Há quem diga que os sonhos são como sementes:
precisam de silêncio, de sombra e de tempo para germinar. Mas há quem, como eu,
não resista à tentação de expô-los ao sol antes da hora, como se a simples
partilha fosse garantia de flores. Os sábios da antiguidade já alertavam: falar
demais sobre os próprios projetos é como gastar energia antes da obra começar.
Eu não ouvi.
Contei aos parentes que escreveria um livro sobre
nossos antepassados. Pedi histórias, mexi em memórias, despertei curiosidades.

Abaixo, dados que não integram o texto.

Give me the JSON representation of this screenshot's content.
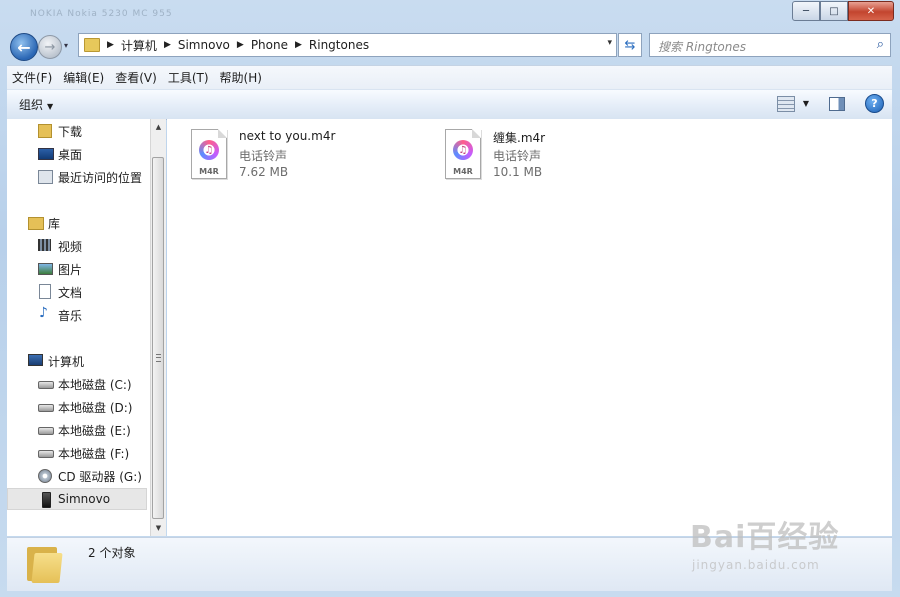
{
  "window": {
    "title": "NOKIA Nokia 5230 MC 955",
    "minimize_glyph": "─",
    "maximize_glyph": "□",
    "close_glyph": "✕"
  },
  "nav": {
    "back_glyph": "←",
    "forward_glyph": "→",
    "history_glyph": "▾",
    "address_dropdown_glyph": "▾",
    "refresh_glyph": "⇆",
    "breadcrumbs": [
      "计算机",
      "Simnovo",
      "Phone",
      "Ringtones"
    ],
    "separator": "▶",
    "search_placeholder": "搜索 Ringtones",
    "search_icon_glyph": "⌕"
  },
  "menubar": {
    "items": [
      "文件(F)",
      "编辑(E)",
      "查看(V)",
      "工具(T)",
      "帮助(H)"
    ]
  },
  "toolbar": {
    "organize_label": "组织",
    "caret": "▼",
    "view_caret": "▼",
    "help_glyph": "?"
  },
  "sidebar": {
    "items": [
      {
        "label": "下载",
        "icon": "download-folder-icon"
      },
      {
        "label": "桌面",
        "icon": "desktop-icon"
      },
      {
        "label": "最近访问的位置",
        "icon": "recent-places-icon"
      },
      {
        "label": "库",
        "icon": "libraries-icon"
      },
      {
        "label": "视频",
        "icon": "video-icon"
      },
      {
        "label": "图片",
        "icon": "pictures-icon"
      },
      {
        "label": "文档",
        "icon": "documents-icon"
      },
      {
        "label": "音乐",
        "icon": "music-icon"
      },
      {
        "label": "计算机",
        "icon": "computer-icon"
      },
      {
        "label": "本地磁盘 (C:)",
        "icon": "drive-icon"
      },
      {
        "label": "本地磁盘 (D:)",
        "icon": "drive-icon"
      },
      {
        "label": "本地磁盘 (E:)",
        "icon": "drive-icon"
      },
      {
        "label": "本地磁盘 (F:)",
        "icon": "drive-icon"
      },
      {
        "label": "CD 驱动器 (G:)",
        "icon": "cd-drive-icon"
      },
      {
        "label": "Simnovo",
        "icon": "phone-icon",
        "selected": true
      }
    ],
    "scroll_up_glyph": "▲",
    "scroll_down_glyph": "▼"
  },
  "files": [
    {
      "name": "next to you.m4r",
      "type": "电话铃声",
      "size": "7.62 MB",
      "badge": "M4R",
      "note_glyph": "♫"
    },
    {
      "name": "缠集.m4r",
      "type": "电话铃声",
      "size": "10.1 MB",
      "badge": "M4R",
      "note_glyph": "♫"
    }
  ],
  "details": {
    "count_text": "2 个对象"
  },
  "watermark": {
    "logo": "Bai百经验",
    "url": "jingyan.baidu.com"
  },
  "colors": {
    "accent": "#2a66b4",
    "close_red": "#c3452f",
    "folder": "#e5c057"
  }
}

E, ao perceber que não daria conta da promessa, inventei uma versão infantil.
Resultado: a compulsão de falar me levou ao compromisso de pagar pela edição de
um livro que, sei bem, não terá leitores além de mim. O homenageado nasceu no
século XIX, e hoje é apenas um traço genético perdido em descendentes que nem
sabem de sua existência.
Recebi o arquivo para revisão e não gostei. Mas já
estava pago. O dinheiro saiu não da necessidade, mas da boca: da palavra que
escapou antes de amadurecer. Eis o sofrimento — gastar não por desejo, mas por
coerência com aquilo que se disse.
A psicologia explica: há uma compulsão em expor
sonhos que nasce da carência de validação. Ao falar, buscamos reconhecimento,
aplauso, cumplicidade. É como se o projeto só existisse quando ecoa nos ouvidos
alheios. Mas esse impulso tem um preço: a ansiedade de corresponder ao que foi
dito, mesmo quando o coração já não sustenta o plano.
Comprei um apartamento na praia. E desta
vez, prometi a mim mesmo: silêncio. Porque talvez o verdadeiro poder esteja em
guardar, em deixar que o sonho cresça protegido, sem a pressão das expectativas
externas.
Preciso controlar a língua, aprender que nem todo
objetivo precisa ser anunciado. O silêncio, afinal, é também uma forma de
liberdade. Talvez seja nele que os sonhos encontrem espaço para florescer sem
cobranças, sem dívidas, sem o peso das palavras que custam mais caro do que o
próprio sonho.
E você, leitor, já se pegou falando demais? Já
sentiu a língua escapar, como se tivesse vida própria, revelando planos que
ainda estavam verdes dentro da cabeça? Não lhe parece que, muitas vezes, o
silêncio é mais sábio do que qualquer discurso? Talvez você também carregue
essa luta: conter a língua dentro da boca, como quem guarda um segredo
precioso. Afinal, quem nunca se arrependeu de ter falado antes da hora?